A preacher had been outside in the slush, intoning the divinity of the Emperor. He’d seen her scurrying from the giant doors of the Techtriarchs’ office and called out to her.
‘You carry our salvation inside you,’ the preacher dropped his voice. ‘Is He not great? To offer us the hope of forgiveness. Our Techtriarchs faltered when they denied Him our strength or blood. But you honour him with yours.’
Malishka drew closer.
‘He will welcome you into his eternal court, life bringer, oath keeper. You will live forever in His forgiveness.’
Malishka had been bundled up in as many layers as she owned. She was all on her own, no man to give it away, no family left to celebrate. This preacher couldn’t possibly have known she was with child. And yet.
‘For our newest offering,’ he’d said as he handed her the idol she now clenched in her palm.
‘Malishka, child, you can’t push yet. The little one’s not ready yet.’
But Malishka was ready. She could feel a golden warmth spreading from where she held the Aquila. There was no such thing as warmth on Vostroya, simply an absence of biting cold. But this was a true warmth.
‘I push now!’ she barked.
Ushka shimmied up to the lip of the crater and poked the binoculars over the edge. The view was grainy, and she had no idea how to focus the heavy lenses. Everything was a greenish blur. Even so, she could tell when a blur was shooting at her.

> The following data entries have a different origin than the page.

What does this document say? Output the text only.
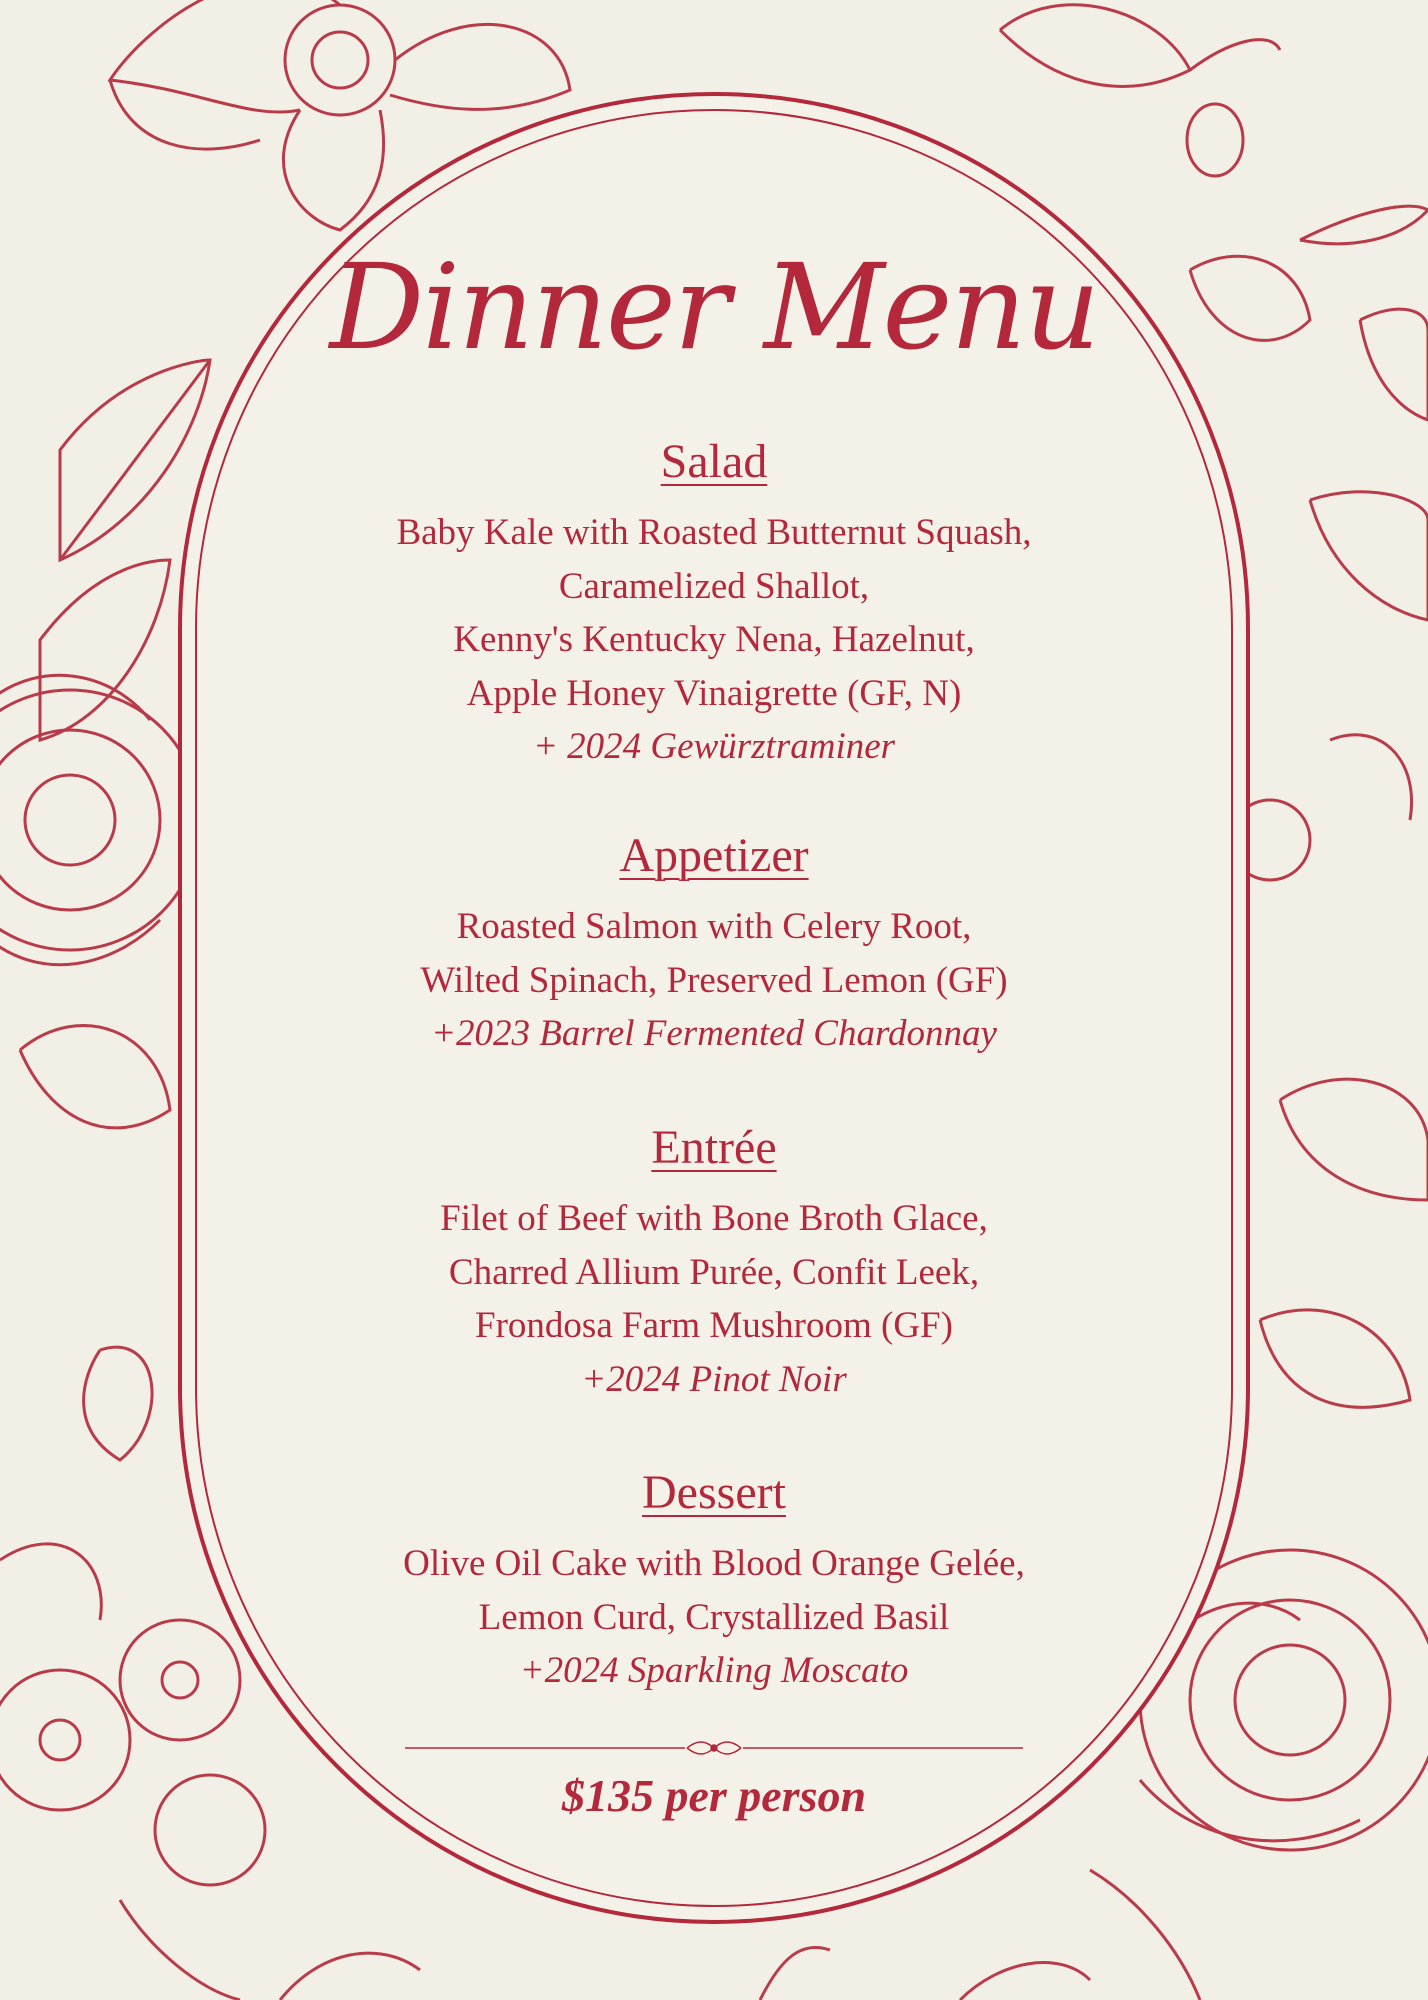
Dinner Menu
Salad
Baby Kale with Roasted Butternut Squash,
Caramelized Shallot,
Kenny's Kentucky Nena, Hazelnut,
Apple Honey Vinaigrette (GF, N)
+ 2024 Gewürztraminer
Appetizer
Roasted Salmon with Celery Root,
Wilted Spinach, Preserved Lemon (GF)
+2023 Barrel Fermented Chardonnay
Entrée
Filet of Beef with Bone Broth Glace,
Charred Allium Purée, Confit Leek,
Frondosa Farm Mushroom (GF)
+2024 Pinot Noir
Dessert
Olive Oil Cake with Blood Orange Gelée,
Lemon Curd, Crystallized Basil
+2024 Sparkling Moscato
$135 per person
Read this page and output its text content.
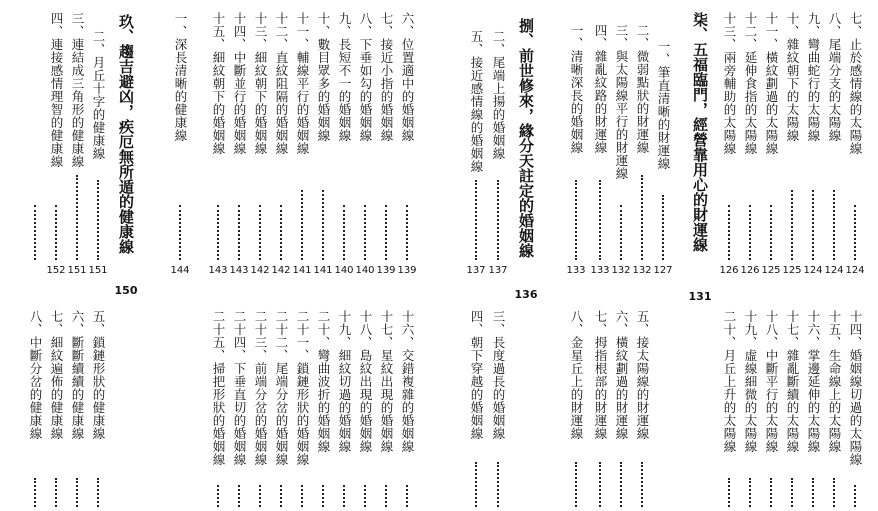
七、止於感情線的太陽線
124
八、尾端分支的太陽線
124
九、彎曲蛇行的太陽線
124
十、雜紋朝下的太陽線
125
十一、橫紋劃過的太陽線
125
十二、延伸食指的太陽線
126
十三、兩旁輔助的太陽線
126
柒、五福臨門，經營靠用心的財運線
131
一、筆直清晰的財運線
127
二、微弱點狀的財運線
132
三、與太陽線平行的財運線
132
四、雜亂紋路的財運線
133
一、清晰深長的婚姻線
133
捌、前世修來，緣分天註定的婚姻線
136
二、尾端上揚的婚姻線
137
五、接近感情線的婚姻線
137
六、位置適中的婚姻線
139
七、接近小指的婚姻線
139
八、下垂如勾的婚姻線
140
九、長短不一的婚姻線
140
十、數目眾多的婚姻線
141
十一、輔線平行的婚姻線
141
十二、直紋阻隔的婚姻線
142
十三、細紋朝下的婚姻線
142
十四、中斷並行的婚姻線
143
十五、細紋朝下的婚姻線
143
一、深長清晰的健康線
144
玖、趨吉避凶，疾厄無所遁的健康線
150
二、月丘十字的健康線
151
三、連結成三角形的健康線
151
四、連接感情理智的健康線
152
十四、婚姻線切過的太陽線
十五、生命線上的太陽線
十六、掌邊延伸的太陽線
十七、雜亂斷續的太陽線
十八、中斷平行的太陽線
十九、虛線細微的太陽線
二十、月丘上升的太陽線
五、接太陽線的財運線
六、橫紋劃過的財運線
七、拇指根部的財運線
八、金星丘上的財運線
三、長度過長的婚姻線
四、朝下穿越的婚姻線
十六、交錯複雜的婚姻線
十七、星紋出現的婚姻線
十八、島紋出現的婚姻線
十九、細紋切過的婚姻線
二十、彎曲波折的婚姻線
二十一、鎖鏈形狀的婚姻線
二十二、尾端分岔的婚姻線
二十三、前端分岔的婚姻線
二十四、下垂直切的婚姻線
二十五、掃把形狀的婚姻線
五、鎖鏈形狀的健康線
六、斷斷續續的健康線
七、細紋遍佈的健康線
八、中斷分岔的健康線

‘They’ve pulled back to a pile of scrap, sir. They’re still shooting at us,’ she called down to the commander.
‘Yes, we can hear that. What about numbers? How many of the dogs are there?’ came the reply.
She was already fucking up her first promotion. The Vostroyan Firstborn did not fuck up their promotions. She’d been saved from a life at the production line for this; if the late-born menials could forge the commanders’ carapace, then she could count blurs.
Ushka took a deep breath and looked again. The blurs weren’t actually behind the pile of scrap like she’d first thought, but crouched around it.
‘Five, sir. And they’re no longer in cover,’ she reported, much more confident now.
‘You hear that, guardsmen? We do not cower from five heretics who don’t even have the sense to find cover. We scrub their betrayal from this poxy planet. They’ll not get away again. One more push and we’ll be back at the Rhino with glory in our hearts and the Emperor’s name on our lips!’ The commander surged towards the lip, the rest of the squad on his heels.
Caught up with the commander, Ushka followed, dropping her newly acquired binoculars. The traitors came into sharp focus now that the world was no longer green. They still didn’t move behind the hulking pile of scrap, red now that the world had returned to its proper colours.
‘One last push, for the Emperor,’ she roared. The red scrap pile moved.
Malishka pushed, the golden light no longer warm but burning. It seared through her. The pain had returned, and the preacher’s words were a distant memory. How could this be her salvation?
‘She’s nearly here, Malishka. Your daughter is nearly here.’
Malishka could hardly hear now. Blood roared in her ears as now even the burning left her. A lonely cold crept in to replace it.
‘One last push. One last push for the Emperor.’
Malishka did as she was bidden and gave a final push for her daughter. For her Ushka. At least there was no more pain.
The scrap pile coalesced into blood-red ceramite and death. The World Eaters’ chainaxe chewed through the commander. The last of her squadmates died around her. Ushka reached beneath her crimson greatcoat and clutched at her mother’s Aquila.
‘One last push. One last push for the Emperor,’ she breathed, for her mother’s sacrifice. The chainaxe bit and all was pain.